Sunday, January 31, 2010

Absolutely lazy

Today we are being totally lazy. Such a luxury! We've both worked 6 days a week for the past two weeks and again next week for both of us. We were going to go out to do some major shopping, but figured we had something to fix for dinner, so it can wait.

Saturday we had our eye doctor appointments. Ric's eyes have not changed at all; mine have, one worse than the other. I forgot about having to have my eyes dilated, so told them to skip mine this time and do Ric's since he is diabetic and needed it more than I did. So, he got to walk around after we were done with the spiffy fake sunglasses. (Had me laughing a few times!) We were going to go shopping after work yesterday, but Ric was getting a headache trying to focus after his eyes were dilated. I ran into Hannafords and grabbed something quick for dinner, a bag a chips and some ice cream. What more could you ask for?! LOL

Lazy Sunday

We've spent the entire day so far camped on the couch under blankets watching as the outside temperature slowing creeps up from 1 degree this morning into the double digits. We need to get out at some point and buy some food so we have something beside pepperoni and popcorn to eat all next week, but neither of us is really running for the door at this point. I got a little ambition going when I first got out of bed and got all our January accounting stuff caught up, but that seems to have been a passing thing.

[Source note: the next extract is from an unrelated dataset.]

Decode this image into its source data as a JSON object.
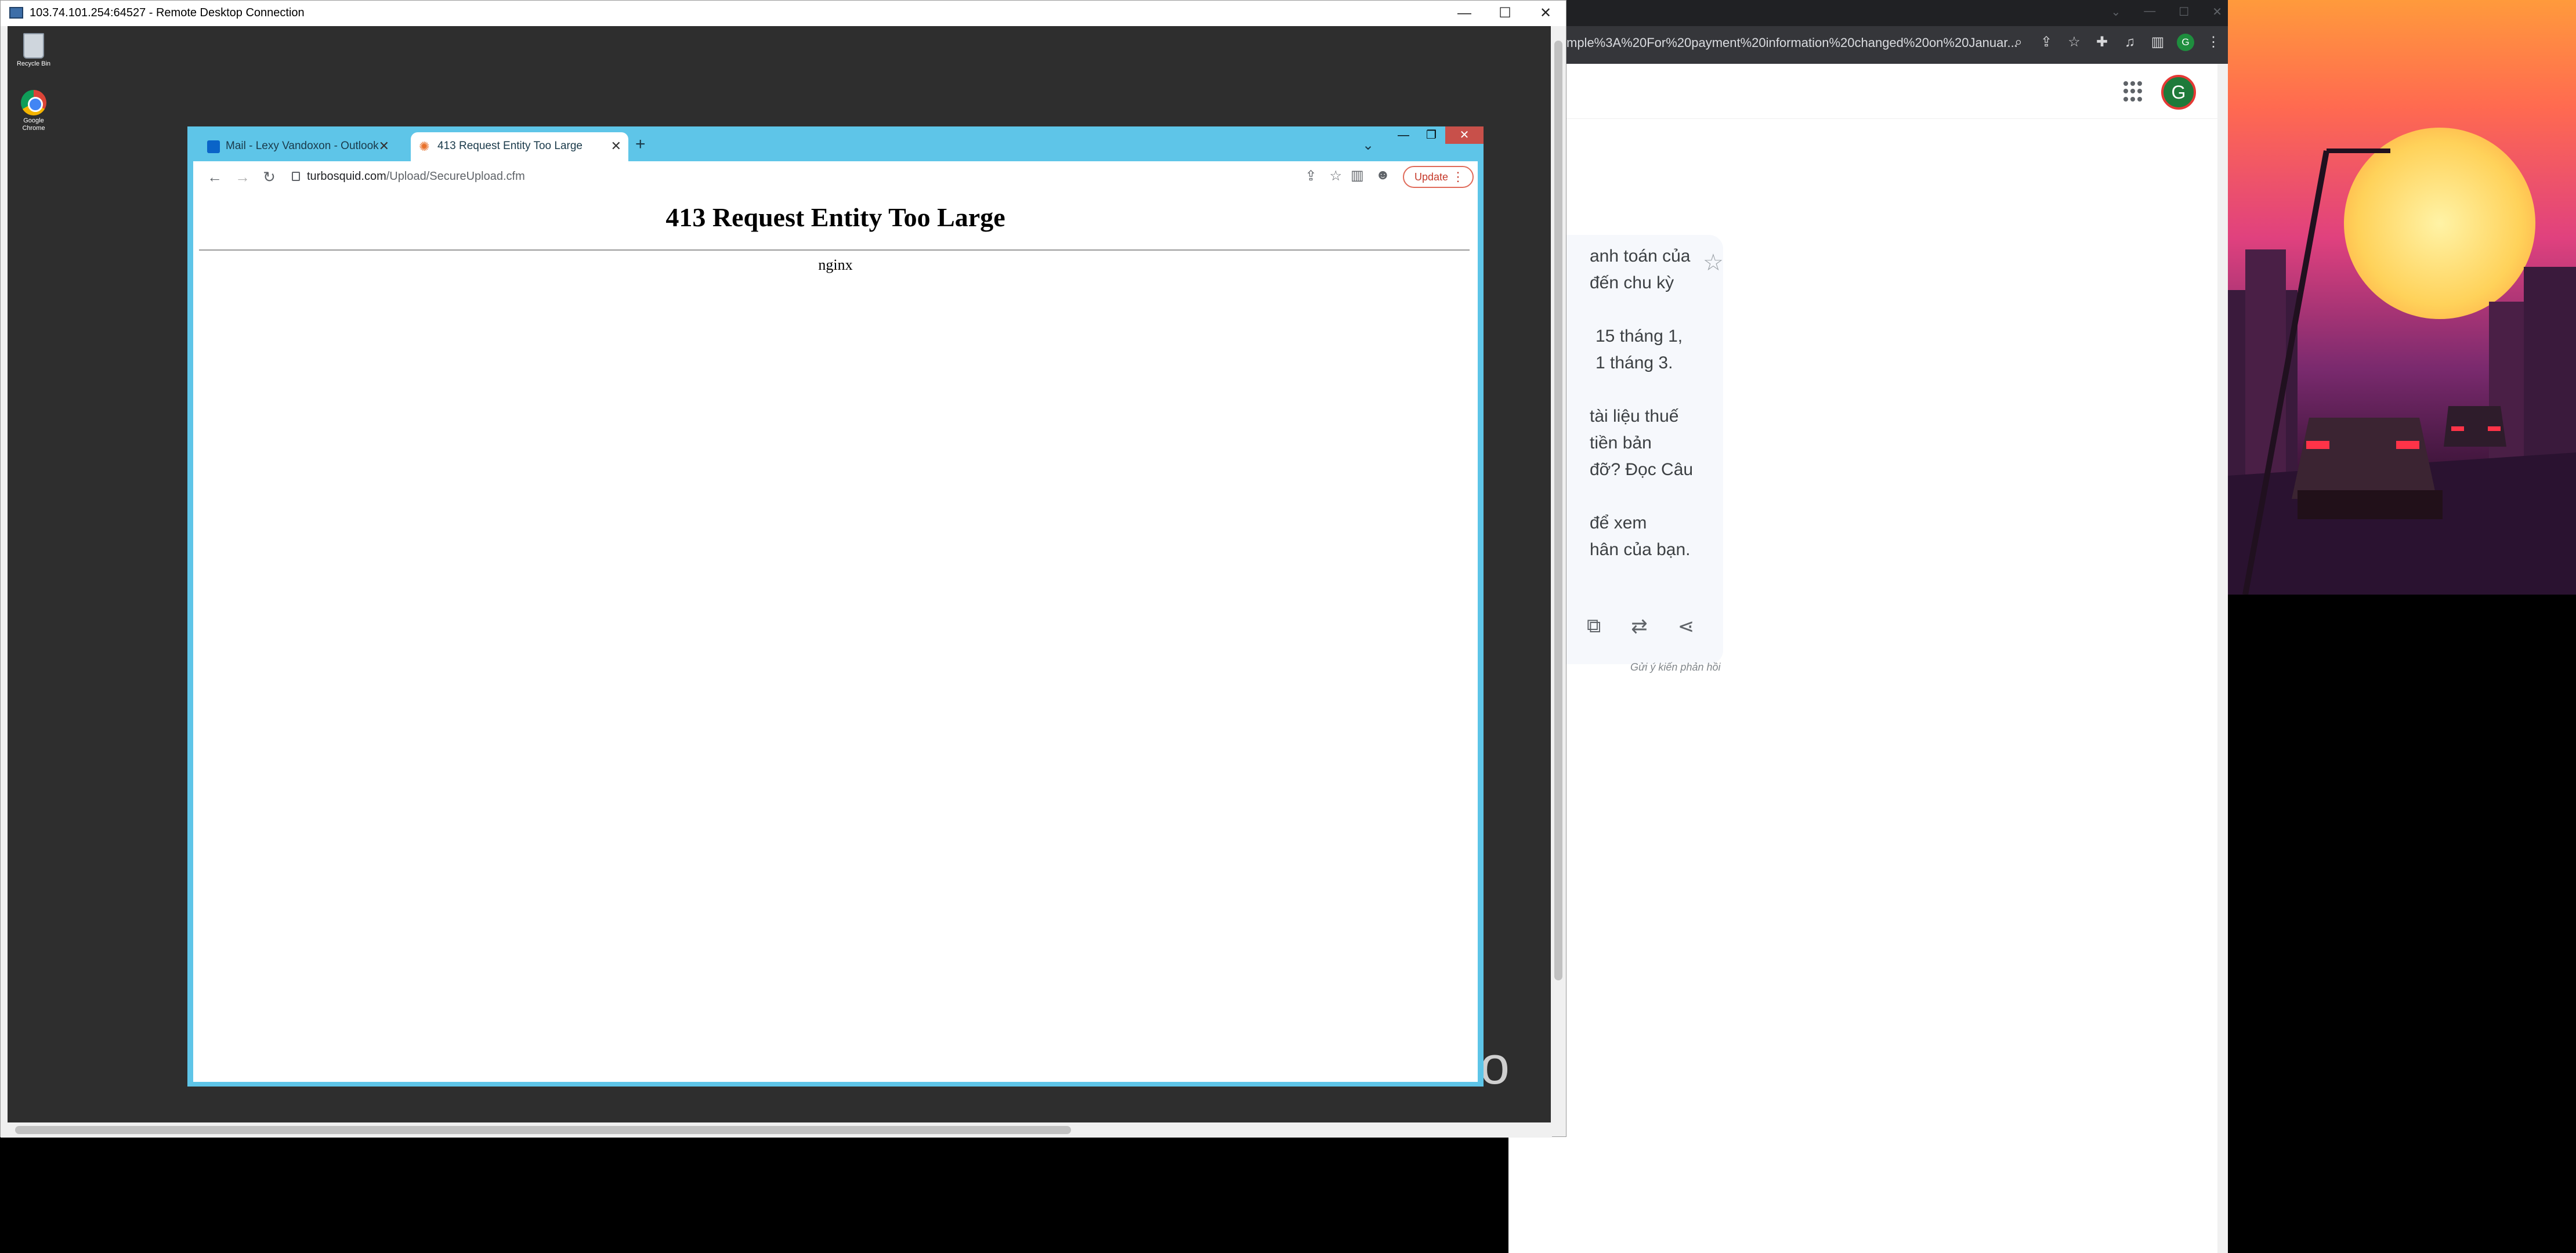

Nothing really stuck out while running through my usual news sites other than The One trying to run college football. My God; is there anything, anything, that Obama believes should not be under his personal control? Personally, I'm no fan of the Bowl system, but I would think the POTUS would have more important matters on his plate.

Well, that's all I have for now. I think I'll get off this internet thing and read a book. I was just looking at what I've read in 2010, and it ain't much.